I was surrounded by storytellers growing up in my little remote fishing village of Flatrock, Newfoundland. I wanted to learn more about the world, the places, the people they spoke of. The books that I read at an early age gave me a window into the world around me. I credit my mom and my kindergarten teacher, Miss Kehoe, for introducing me to A Little Bear, Where the Wild Things Are, Charlotte’s Web, The Lion, The Witch and the Wardrobe, and many more. These books lit my inner Spark and set me on a course of adventure, discovery, and learning that continues today!

When our kids were small, we read the classics to them and they began their own journey. Those books instilled a sense of adventure and a desire to dream of what could be.
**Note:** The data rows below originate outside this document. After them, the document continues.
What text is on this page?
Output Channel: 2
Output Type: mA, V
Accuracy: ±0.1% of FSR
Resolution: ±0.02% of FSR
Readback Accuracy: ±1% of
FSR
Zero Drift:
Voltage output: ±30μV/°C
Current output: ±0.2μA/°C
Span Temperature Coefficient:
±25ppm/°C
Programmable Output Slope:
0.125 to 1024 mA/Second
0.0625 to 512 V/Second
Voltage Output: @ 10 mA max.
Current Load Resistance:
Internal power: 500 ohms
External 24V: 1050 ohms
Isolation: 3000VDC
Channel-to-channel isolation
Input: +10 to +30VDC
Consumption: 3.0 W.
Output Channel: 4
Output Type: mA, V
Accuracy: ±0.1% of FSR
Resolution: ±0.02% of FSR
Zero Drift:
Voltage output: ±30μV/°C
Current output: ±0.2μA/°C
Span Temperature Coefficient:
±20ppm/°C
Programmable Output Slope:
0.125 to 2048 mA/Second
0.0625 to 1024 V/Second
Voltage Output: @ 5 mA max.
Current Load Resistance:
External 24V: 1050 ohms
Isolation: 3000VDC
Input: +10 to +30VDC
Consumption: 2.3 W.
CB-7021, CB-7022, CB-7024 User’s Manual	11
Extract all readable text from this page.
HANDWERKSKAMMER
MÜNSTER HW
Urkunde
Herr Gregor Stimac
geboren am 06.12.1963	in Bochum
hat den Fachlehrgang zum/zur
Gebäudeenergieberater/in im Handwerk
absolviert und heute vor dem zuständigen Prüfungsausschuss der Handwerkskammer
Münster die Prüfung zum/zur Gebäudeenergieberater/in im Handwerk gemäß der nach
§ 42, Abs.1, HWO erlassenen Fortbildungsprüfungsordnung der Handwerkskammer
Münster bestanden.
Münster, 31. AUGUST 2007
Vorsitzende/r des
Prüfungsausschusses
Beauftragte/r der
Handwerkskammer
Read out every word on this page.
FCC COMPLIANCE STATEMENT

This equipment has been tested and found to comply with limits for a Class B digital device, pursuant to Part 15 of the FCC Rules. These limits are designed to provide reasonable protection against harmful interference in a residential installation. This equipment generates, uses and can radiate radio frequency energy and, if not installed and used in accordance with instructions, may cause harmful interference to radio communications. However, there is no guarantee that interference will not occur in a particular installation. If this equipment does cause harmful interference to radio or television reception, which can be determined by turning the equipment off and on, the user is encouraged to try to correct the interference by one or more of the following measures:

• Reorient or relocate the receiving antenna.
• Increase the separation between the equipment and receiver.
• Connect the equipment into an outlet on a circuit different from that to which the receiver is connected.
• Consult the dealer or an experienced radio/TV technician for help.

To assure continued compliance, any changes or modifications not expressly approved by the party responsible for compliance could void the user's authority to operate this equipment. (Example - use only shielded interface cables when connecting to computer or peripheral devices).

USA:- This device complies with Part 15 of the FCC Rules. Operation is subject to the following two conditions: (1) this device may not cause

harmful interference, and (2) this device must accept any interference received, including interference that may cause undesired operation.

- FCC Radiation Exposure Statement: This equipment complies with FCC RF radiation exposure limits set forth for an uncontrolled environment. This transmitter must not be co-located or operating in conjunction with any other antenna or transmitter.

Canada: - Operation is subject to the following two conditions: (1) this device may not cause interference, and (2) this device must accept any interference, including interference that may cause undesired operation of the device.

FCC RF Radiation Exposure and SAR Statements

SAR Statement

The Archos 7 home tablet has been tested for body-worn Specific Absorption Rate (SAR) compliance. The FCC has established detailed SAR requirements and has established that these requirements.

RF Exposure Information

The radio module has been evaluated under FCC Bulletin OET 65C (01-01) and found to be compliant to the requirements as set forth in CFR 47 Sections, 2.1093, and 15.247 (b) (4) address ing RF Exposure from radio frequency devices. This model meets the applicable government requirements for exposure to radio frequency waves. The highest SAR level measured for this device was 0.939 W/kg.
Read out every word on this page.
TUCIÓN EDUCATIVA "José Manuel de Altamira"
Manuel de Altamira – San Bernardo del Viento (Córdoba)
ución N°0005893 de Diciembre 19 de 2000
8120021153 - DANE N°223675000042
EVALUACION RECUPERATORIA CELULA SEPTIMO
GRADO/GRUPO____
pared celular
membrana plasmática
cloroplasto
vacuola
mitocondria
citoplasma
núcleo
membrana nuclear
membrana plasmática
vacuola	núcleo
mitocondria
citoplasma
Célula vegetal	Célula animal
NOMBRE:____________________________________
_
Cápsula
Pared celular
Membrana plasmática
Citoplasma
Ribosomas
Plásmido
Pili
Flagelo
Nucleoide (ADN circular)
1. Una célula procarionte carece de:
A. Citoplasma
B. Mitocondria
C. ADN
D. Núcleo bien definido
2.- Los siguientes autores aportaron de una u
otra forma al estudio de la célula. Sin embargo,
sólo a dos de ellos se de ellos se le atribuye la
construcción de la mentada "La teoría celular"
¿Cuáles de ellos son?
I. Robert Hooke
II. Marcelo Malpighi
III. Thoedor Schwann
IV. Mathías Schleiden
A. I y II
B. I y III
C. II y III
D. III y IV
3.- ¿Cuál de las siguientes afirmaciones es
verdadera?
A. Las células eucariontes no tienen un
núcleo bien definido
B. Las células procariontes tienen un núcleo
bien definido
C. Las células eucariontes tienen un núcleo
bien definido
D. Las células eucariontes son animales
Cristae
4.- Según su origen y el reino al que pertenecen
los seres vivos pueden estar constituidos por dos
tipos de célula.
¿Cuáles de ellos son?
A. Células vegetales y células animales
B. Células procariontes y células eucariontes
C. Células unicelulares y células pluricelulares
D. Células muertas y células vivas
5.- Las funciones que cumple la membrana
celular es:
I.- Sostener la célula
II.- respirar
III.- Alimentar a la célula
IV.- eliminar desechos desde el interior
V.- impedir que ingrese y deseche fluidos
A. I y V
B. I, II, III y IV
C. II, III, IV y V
Books certainly lit a Spark, if not a fire, in me and I see that opportunity for all kids:

Reading transports a child’s imagination to a broader world

When authors write books, they’re not limited to simply the world around them. When we – and our children – read those books, we also are transported to faraway lands. Sometimes those places are real, and we can travel to them later. Sometimes those places are imaginary, and we can only visit them in our minds. Either way, our worlds are expanded into learning and thinking about things we might not have otherwise considered.

Challenges their beliefs / expands their thinking

Because the main purpose of books is to pass on an idea to other people, children can learn a great deal by reading. The things that they are presented with will often be something they’d never thought of. By having the idea planted in their mind, they are encouraged to expand their own perspectives as they read with a critical eye.

Engaging with characters’ struggles can encourage empathy, understanding and tolerance 

Because characters are often fictional authors have the ability to give them problems that can seem outrageous to the reader. By reading about these scenarios, children can empathize with the characters in the stories and by extension to the people around them in real life. 

Introduces them to new experiences 

Similar to transporting readers to a broader world, writers can use their books to introduce children to new experiences. Perhaps a child has grown up with no pets; a book can instill in them a love of animals. Or maybe a child has no siblings. Books can show them what large family life is like. 

Instills self-confidence 

By seeing how main characters overcome difficulty, children can develop their own sense of self-confidence. “If she can do it, so can I!” The other aspect here is that reading builds knowledge and that’s is a key driver of self-confidence. 

Motivates them to try new things – to take that first step

Characters in books are often much braver than real people (after all, the stakes aren’t as high when you’re not real!). For that reason, they’re almost always willing to do the hard thing – to take a step that might seem impossible. By reading about characters who do that, children are encouraged to do the same.

I believe that children’s literature is a powerful force to shape and nurture the minds of kids. The combination of a great story, beautiful illustrations, and rich characters, combined with music, can truly engage young minds. It can inspire young audiences in a way that will help them develop critical thinking skills and encourages a sense of adventure and the confidence to take that first step. The stories that our children are reading have the ability to shape who they will become. Do we want them to become good leaders? Then we need to focus on nurturing their minds to be such.

I believe that children are smart enough to find these things in the story for themselves. Rather than direct the thoughts of the readers, we need to encourage discussions.